The history of St. Valentine’s Day appears to have its roots in a pagan fertility festival known as Lupercalia. This was celebrated in Rome at around the third Century AD and promoted health and fertility with lots of high-spirited antics which would cause one or two red faces today...
Like many of the old pagan festivals, the early Christian Church merged martyred saints with medieval romantic traditions and in 496 AD, Pope Gelasius formally declared 14 February to be St. Valentine’s Day, honouring Valentine of Rome, a Priest or Bishop executed around 270 AD for secretly ministering to persecuted Christians.
The first real association of St. Valentine’s Day with romantic love, or ‘love birds’, derives from Geoffrey Chaucer. Dating from 1382, Chaucer celebrated the engagement of the 15-year-old King Richard II to Anne of Bohemia via a poem, in which he wrote: For this was on St. Valentine’s Day, when every bird (fowl) cometh to choose his mate.
But, of course, it was a Frenchman who is recorded as sending the very first Valentine's love note to his sweetheart. Charles, the Duke of Orléans was held captive in the Tower of London after the Battle of Agincourt in 1415 and in the note he sent to his wife, the duke talks of his love of “my very sweet Valentine”.

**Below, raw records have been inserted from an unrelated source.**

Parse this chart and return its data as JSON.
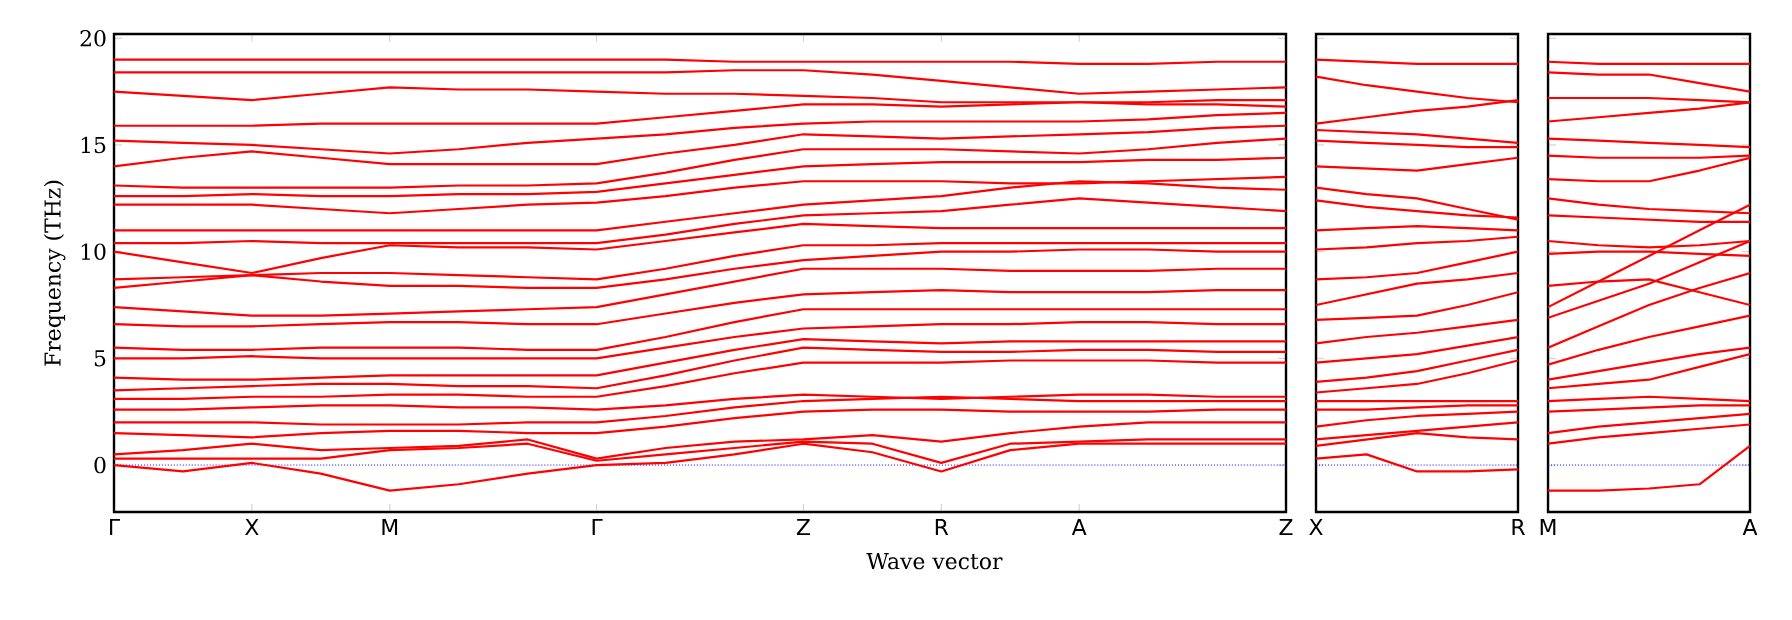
{
  "chart_data": [
    {
      "type": "line",
      "ylabel": "Frequency (THz)",
      "xlabel": "Wave vector",
      "ylim": [
        -2.2,
        20.2
      ],
      "categories": [
        "Γ",
        null,
        "X",
        null,
        "M",
        null,
        null,
        "Γ",
        null,
        null,
        "Z",
        null,
        "R",
        null,
        "A",
        null,
        null,
        "Z"
      ],
      "yticks": [
        0,
        5,
        10,
        15,
        20
      ],
      "ref_lines": [
        {
          "axis": "y",
          "value": 0,
          "color": "#0000ff",
          "line_style": "dotted"
        }
      ],
      "series": [
        {
          "color": "#ff0000",
          "values": [
            0,
            -0.3,
            0.1,
            -0.4,
            -1.2,
            -0.9,
            -0.4,
            0,
            0.1,
            0.5,
            1.0,
            0.6,
            -0.3,
            0.7,
            1.0,
            1.0,
            1.0,
            1.0
          ]
        },
        {
          "color": "#ff0000",
          "values": [
            0.3,
            0.3,
            0.3,
            0.3,
            0.7,
            0.8,
            1.0,
            0.2,
            0.5,
            0.8,
            1.1,
            1.0,
            0.1,
            1.0,
            1.1,
            1.2,
            1.2,
            1.2
          ]
        },
        {
          "color": "#ff0000",
          "values": [
            0.5,
            0.7,
            1.0,
            0.7,
            0.8,
            0.9,
            1.2,
            0.3,
            0.8,
            1.1,
            1.2,
            1.4,
            1.1,
            1.5,
            1.8,
            2.0,
            2.0,
            2.0
          ]
        },
        {
          "color": "#ff0000",
          "values": [
            1.5,
            1.4,
            1.3,
            1.5,
            1.6,
            1.6,
            1.5,
            1.5,
            1.8,
            2.2,
            2.5,
            2.6,
            2.6,
            2.5,
            2.5,
            2.5,
            2.6,
            2.6
          ]
        },
        {
          "color": "#ff0000",
          "values": [
            2.0,
            2.0,
            2.0,
            1.9,
            1.9,
            1.9,
            2.0,
            2.0,
            2.3,
            2.7,
            3.0,
            3.1,
            3.2,
            3.1,
            3.0,
            3.0,
            3.0,
            3.0
          ]
        },
        {
          "color": "#ff0000",
          "values": [
            2.6,
            2.6,
            2.7,
            2.8,
            2.8,
            2.7,
            2.7,
            2.6,
            2.8,
            3.1,
            3.3,
            3.2,
            3.1,
            3.2,
            3.3,
            3.3,
            3.2,
            3.2
          ]
        },
        {
          "color": "#ff0000",
          "values": [
            3.1,
            3.1,
            3.2,
            3.2,
            3.3,
            3.3,
            3.2,
            3.2,
            3.7,
            4.3,
            4.8,
            4.8,
            4.8,
            4.9,
            4.9,
            4.9,
            4.8,
            4.8
          ]
        },
        {
          "color": "#ff0000",
          "values": [
            3.5,
            3.6,
            3.7,
            3.8,
            3.8,
            3.7,
            3.7,
            3.6,
            4.2,
            4.9,
            5.5,
            5.4,
            5.3,
            5.3,
            5.4,
            5.4,
            5.3,
            5.3
          ]
        },
        {
          "color": "#ff0000",
          "values": [
            4.1,
            4.0,
            4.0,
            4.1,
            4.2,
            4.2,
            4.2,
            4.2,
            4.8,
            5.4,
            5.9,
            5.8,
            5.7,
            5.8,
            5.8,
            5.8,
            5.8,
            5.8
          ]
        },
        {
          "color": "#ff0000",
          "values": [
            5.0,
            5.0,
            5.1,
            5.0,
            5.0,
            5.0,
            5.0,
            5.0,
            5.5,
            6.0,
            6.4,
            6.5,
            6.6,
            6.6,
            6.7,
            6.7,
            6.6,
            6.6
          ]
        },
        {
          "color": "#ff0000",
          "values": [
            5.5,
            5.4,
            5.4,
            5.5,
            5.5,
            5.5,
            5.4,
            5.4,
            6.0,
            6.7,
            7.3,
            7.3,
            7.3,
            7.3,
            7.3,
            7.3,
            7.3,
            7.3
          ]
        },
        {
          "color": "#ff0000",
          "values": [
            6.6,
            6.5,
            6.5,
            6.6,
            6.7,
            6.7,
            6.6,
            6.6,
            7.1,
            7.6,
            8.0,
            8.1,
            8.2,
            8.1,
            8.1,
            8.1,
            8.2,
            8.2
          ]
        },
        {
          "color": "#ff0000",
          "values": [
            7.4,
            7.2,
            7.0,
            7.0,
            7.1,
            7.2,
            7.3,
            7.4,
            8.0,
            8.6,
            9.2,
            9.2,
            9.2,
            9.1,
            9.1,
            9.1,
            9.2,
            9.2
          ]
        },
        {
          "color": "#ff0000",
          "values": [
            8.3,
            8.6,
            8.9,
            8.6,
            8.4,
            8.4,
            8.3,
            8.3,
            8.7,
            9.2,
            9.6,
            9.8,
            10.0,
            10.0,
            10.1,
            10.1,
            10.0,
            10.0
          ]
        },
        {
          "color": "#ff0000",
          "values": [
            8.7,
            8.8,
            8.9,
            9.0,
            9.0,
            8.9,
            8.8,
            8.7,
            9.2,
            9.8,
            10.3,
            10.3,
            10.4,
            10.4,
            10.4,
            10.4,
            10.4,
            10.4
          ]
        },
        {
          "color": "#ff0000",
          "values": [
            10.0,
            9.5,
            9.0,
            9.7,
            10.3,
            10.2,
            10.2,
            10.1,
            10.5,
            10.9,
            11.3,
            11.2,
            11.1,
            11.1,
            11.1,
            11.1,
            11.1,
            11.1
          ]
        },
        {
          "color": "#ff0000",
          "values": [
            10.4,
            10.4,
            10.5,
            10.4,
            10.4,
            10.4,
            10.4,
            10.4,
            10.8,
            11.3,
            11.7,
            11.8,
            11.9,
            12.2,
            12.5,
            12.3,
            12.1,
            11.9
          ]
        },
        {
          "color": "#ff0000",
          "values": [
            11.0,
            11.0,
            11.0,
            11.0,
            11.0,
            11.0,
            11.0,
            11.0,
            11.4,
            11.8,
            12.2,
            12.4,
            12.6,
            13.0,
            13.3,
            13.2,
            13.0,
            12.9
          ]
        },
        {
          "color": "#ff0000",
          "values": [
            12.2,
            12.2,
            12.2,
            12.0,
            11.8,
            12.0,
            12.2,
            12.3,
            12.6,
            13.0,
            13.3,
            13.3,
            13.3,
            13.2,
            13.2,
            13.3,
            13.4,
            13.5
          ]
        },
        {
          "color": "#ff0000",
          "values": [
            12.6,
            12.6,
            12.7,
            12.6,
            12.6,
            12.7,
            12.7,
            12.8,
            13.2,
            13.6,
            14.0,
            14.1,
            14.2,
            14.2,
            14.2,
            14.3,
            14.3,
            14.4
          ]
        },
        {
          "color": "#ff0000",
          "values": [
            13.1,
            13.0,
            13.0,
            13.0,
            13.0,
            13.1,
            13.1,
            13.2,
            13.7,
            14.3,
            14.8,
            14.8,
            14.8,
            14.7,
            14.6,
            14.8,
            15.1,
            15.3
          ]
        },
        {
          "color": "#ff0000",
          "values": [
            14.0,
            14.4,
            14.7,
            14.4,
            14.1,
            14.1,
            14.1,
            14.1,
            14.6,
            15.0,
            15.5,
            15.4,
            15.3,
            15.4,
            15.5,
            15.6,
            15.8,
            15.9
          ]
        },
        {
          "color": "#ff0000",
          "values": [
            15.2,
            15.1,
            15.0,
            14.8,
            14.6,
            14.8,
            15.1,
            15.3,
            15.5,
            15.8,
            16.0,
            16.1,
            16.1,
            16.1,
            16.1,
            16.2,
            16.4,
            16.5
          ]
        },
        {
          "color": "#ff0000",
          "values": [
            15.9,
            15.9,
            15.9,
            16.0,
            16.0,
            16.0,
            16.0,
            16.0,
            16.3,
            16.6,
            16.9,
            16.9,
            16.8,
            16.9,
            17.0,
            17.0,
            17.1,
            17.1
          ]
        },
        {
          "color": "#ff0000",
          "values": [
            17.5,
            17.3,
            17.1,
            17.4,
            17.7,
            17.6,
            17.6,
            17.5,
            17.4,
            17.4,
            17.3,
            17.2,
            17.0,
            17.0,
            17.0,
            16.9,
            16.9,
            16.8
          ]
        },
        {
          "color": "#ff0000",
          "values": [
            18.4,
            18.4,
            18.4,
            18.4,
            18.4,
            18.4,
            18.4,
            18.4,
            18.4,
            18.5,
            18.5,
            18.3,
            18.0,
            17.7,
            17.4,
            17.5,
            17.6,
            17.7
          ]
        },
        {
          "color": "#ff0000",
          "values": [
            19.0,
            19.0,
            19.0,
            19.0,
            19.0,
            19.0,
            19.0,
            19.0,
            19.0,
            18.9,
            18.9,
            18.9,
            18.9,
            18.9,
            18.8,
            18.8,
            18.9,
            18.9
          ]
        }
      ]
    },
    {
      "type": "line",
      "tick_labels": "x",
      "ylim": [
        -2.2,
        20.2
      ],
      "categories": [
        "X",
        null,
        null,
        null,
        "R"
      ],
      "yticks": [
        0,
        5,
        10,
        15,
        20
      ],
      "ref_lines": [
        {
          "axis": "y",
          "value": 0,
          "color": "#0000ff",
          "line_style": "dotted"
        }
      ],
      "series": [
        {
          "color": "#ff0000",
          "values": [
            0.3,
            0.5,
            -0.3,
            -0.3,
            -0.2
          ]
        },
        {
          "color": "#ff0000",
          "values": [
            0.9,
            1.2,
            1.5,
            1.3,
            1.2
          ]
        },
        {
          "color": "#ff0000",
          "values": [
            1.2,
            1.4,
            1.6,
            1.8,
            2.0
          ]
        },
        {
          "color": "#ff0000",
          "values": [
            1.8,
            2.1,
            2.3,
            2.4,
            2.5
          ]
        },
        {
          "color": "#ff0000",
          "values": [
            2.6,
            2.6,
            2.7,
            2.8,
            2.8
          ]
        },
        {
          "color": "#ff0000",
          "values": [
            3.0,
            3.0,
            3.0,
            3.0,
            3.0
          ]
        },
        {
          "color": "#ff0000",
          "values": [
            3.4,
            3.6,
            3.8,
            4.3,
            4.9
          ]
        },
        {
          "color": "#ff0000",
          "values": [
            3.9,
            4.1,
            4.4,
            4.9,
            5.4
          ]
        },
        {
          "color": "#ff0000",
          "values": [
            4.8,
            5.0,
            5.2,
            5.6,
            6.0
          ]
        },
        {
          "color": "#ff0000",
          "values": [
            5.7,
            6.0,
            6.2,
            6.5,
            6.8
          ]
        },
        {
          "color": "#ff0000",
          "values": [
            6.8,
            6.9,
            7.0,
            7.5,
            8.1
          ]
        },
        {
          "color": "#ff0000",
          "values": [
            7.5,
            8.0,
            8.5,
            8.7,
            9.0
          ]
        },
        {
          "color": "#ff0000",
          "values": [
            8.7,
            8.8,
            9.0,
            9.5,
            10.0
          ]
        },
        {
          "color": "#ff0000",
          "values": [
            10.1,
            10.2,
            10.4,
            10.5,
            10.7
          ]
        },
        {
          "color": "#ff0000",
          "values": [
            11.0,
            11.1,
            11.2,
            11.1,
            11.0
          ]
        },
        {
          "color": "#ff0000",
          "values": [
            12.4,
            12.1,
            11.9,
            11.7,
            11.6
          ]
        },
        {
          "color": "#ff0000",
          "values": [
            13.0,
            12.7,
            12.5,
            12.0,
            11.5
          ]
        },
        {
          "color": "#ff0000",
          "values": [
            14.0,
            13.9,
            13.8,
            14.1,
            14.4
          ]
        },
        {
          "color": "#ff0000",
          "values": [
            15.2,
            15.1,
            15.0,
            14.9,
            14.9
          ]
        },
        {
          "color": "#ff0000",
          "values": [
            15.7,
            15.6,
            15.5,
            15.3,
            15.1
          ]
        },
        {
          "color": "#ff0000",
          "values": [
            16.0,
            16.3,
            16.6,
            16.8,
            17.1
          ]
        },
        {
          "color": "#ff0000",
          "values": [
            18.2,
            17.8,
            17.5,
            17.2,
            17.0
          ]
        },
        {
          "color": "#ff0000",
          "values": [
            19.0,
            18.9,
            18.8,
            18.8,
            18.8
          ]
        }
      ]
    },
    {
      "type": "line",
      "tick_labels": "x",
      "ylim": [
        -2.2,
        20.2
      ],
      "categories": [
        "M",
        null,
        null,
        null,
        "A"
      ],
      "yticks": [
        0,
        5,
        10,
        15,
        20
      ],
      "ref_lines": [
        {
          "axis": "y",
          "value": 0,
          "color": "#0000ff",
          "line_style": "dotted"
        }
      ],
      "series": [
        {
          "color": "#ff0000",
          "values": [
            -1.2,
            -1.2,
            -1.1,
            -0.9,
            0.9
          ]
        },
        {
          "color": "#ff0000",
          "values": [
            1.0,
            1.3,
            1.5,
            1.7,
            1.9
          ]
        },
        {
          "color": "#ff0000",
          "values": [
            1.5,
            1.8,
            2.0,
            2.2,
            2.4
          ]
        },
        {
          "color": "#ff0000",
          "values": [
            2.5,
            2.6,
            2.7,
            2.8,
            2.8
          ]
        },
        {
          "color": "#ff0000",
          "values": [
            3.0,
            3.1,
            3.2,
            3.1,
            3.0
          ]
        },
        {
          "color": "#ff0000",
          "values": [
            3.6,
            3.8,
            4.0,
            4.6,
            5.2
          ]
        },
        {
          "color": "#ff0000",
          "values": [
            4.0,
            4.4,
            4.8,
            5.2,
            5.5
          ]
        },
        {
          "color": "#ff0000",
          "values": [
            4.7,
            5.4,
            6.0,
            6.5,
            7.0
          ]
        },
        {
          "color": "#ff0000",
          "values": [
            5.5,
            6.5,
            7.5,
            8.3,
            9.0
          ]
        },
        {
          "color": "#ff0000",
          "values": [
            6.9,
            7.7,
            8.5,
            9.5,
            10.5
          ]
        },
        {
          "color": "#ff0000",
          "values": [
            7.4,
            8.6,
            9.8,
            11.0,
            12.2
          ]
        },
        {
          "color": "#ff0000",
          "values": [
            8.4,
            8.6,
            8.7,
            8.1,
            7.5
          ]
        },
        {
          "color": "#ff0000",
          "values": [
            9.9,
            10.0,
            10.0,
            9.9,
            9.8
          ]
        },
        {
          "color": "#ff0000",
          "values": [
            10.5,
            10.3,
            10.2,
            10.3,
            10.5
          ]
        },
        {
          "color": "#ff0000",
          "values": [
            11.7,
            11.6,
            11.5,
            11.4,
            11.4
          ]
        },
        {
          "color": "#ff0000",
          "values": [
            12.5,
            12.2,
            12.0,
            11.9,
            11.8
          ]
        },
        {
          "color": "#ff0000",
          "values": [
            13.4,
            13.3,
            13.3,
            13.8,
            14.4
          ]
        },
        {
          "color": "#ff0000",
          "values": [
            14.5,
            14.4,
            14.4,
            14.4,
            14.5
          ]
        },
        {
          "color": "#ff0000",
          "values": [
            15.3,
            15.2,
            15.1,
            15.0,
            14.9
          ]
        },
        {
          "color": "#ff0000",
          "values": [
            16.1,
            16.3,
            16.5,
            16.7,
            17.0
          ]
        },
        {
          "color": "#ff0000",
          "values": [
            17.2,
            17.2,
            17.2,
            17.1,
            17.0
          ]
        },
        {
          "color": "#ff0000",
          "values": [
            18.4,
            18.3,
            18.3,
            17.9,
            17.5
          ]
        },
        {
          "color": "#ff0000",
          "values": [
            18.9,
            18.8,
            18.8,
            18.8,
            18.8
          ]
        }
      ]
    }
  ]
}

By 1601, St. Valentine’s Day appears to be an established part of English tradition and soon became standard practice, with a helpful guide, ‘The Young Man’s Valentine Writer’, being published in 1797 - presumably because the Young Men were so besotted that they could not think of their own verses. But it was not until the introduction of the Penny Post in 1840 that sending anonymous Valentine's Day Cards became affordable for ordinary folk. And all over the country, printers started to mass-produce the Valentine Cards that we recognise today, complete with pre-prepared verses and pretty pictures.
In 1847, this quaint English tradition was introduced to the unsuspecting American public and the rest, as they say, is history… In the US alone, approximately 190 million Valentine cards, which may have made Hallmark the Company it is today, are now sent each year; worldwide, the figure is estimated to be closer to 1 billion.
But of course, with the advent of the World Wide Web and social media, a new chapter in the story of St Valentine has just begun.